Springtime has always been a season defined by both beauty and horror for me. In Chicago, the transition lurches between summer and winter temperatures; violent storms fell older tress, set off sirens, and cut the power; strange green shoots break through the ground and explode into soft, fantastic blooms. For May, I wanted to highlight a collection that holds both beauty and horror, and so teaches me how to do the same.

Beth Bachmann’s Temper begins with the murder of the speaker’s sister. As the poems unfurl, we learn that the sister was killed in a train yard, sometime after midnight, while waiting for her father to give her a ride home from the station. We learn that the father is the only suspect. The murder is never solved.

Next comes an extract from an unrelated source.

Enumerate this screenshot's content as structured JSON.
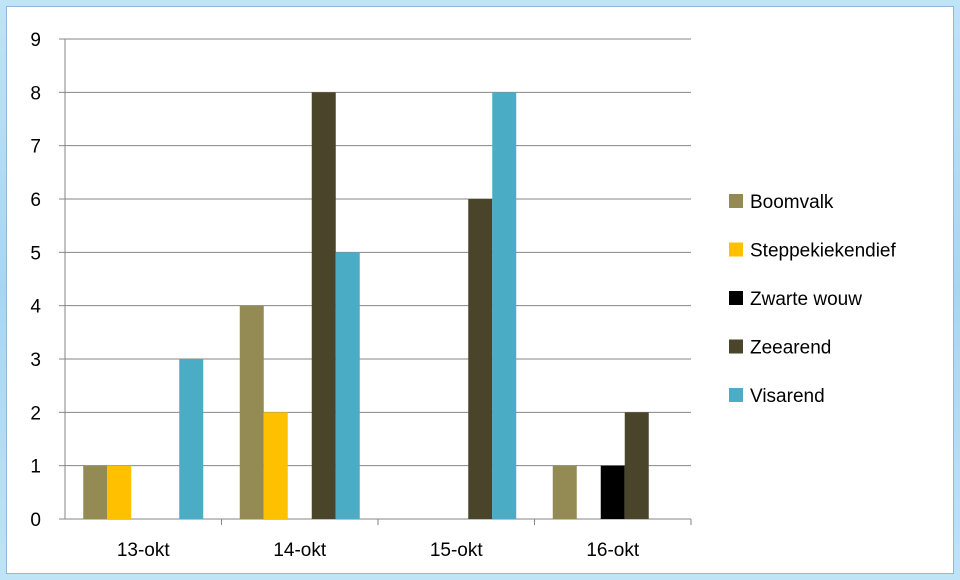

This collection navigates media’s fascination with beautiful, young, dead girls, and society’s disinclination to actually engage issues of domestic, gendered, and sexual violence; femicide; human trafficking; or the alarming number of women and girls disappeared each year.

These poems are haunting and haunted. The nature of trauma is to return, to circle the wound: the body of the sister that appears over and over throughout the poems. In describing her body, Bachmann both writes into and through the glamorization of violence against women, by making the reader look, again and again, at the sister, and the world, including the men, surrounding her body. We, the reader, are implicated in that looking.

How to speak after unspeakable violence, about unspeakable violence, when the language and images you have inherited glamorize and sexualize violence, and the violated body? How could a sister speak of anything else?

Bachmann is telling one of the oldest stories in the world, and she does so in a way that not only resists dominant narratives surrounding trauma and violence. She forges a new language, a new story. The poems changed and continue to change me, as the speaker predicts in “After the Telling” describes: “You’ve put your hand// through my body and are caught/ in the rack of vines// I’ve descended into.”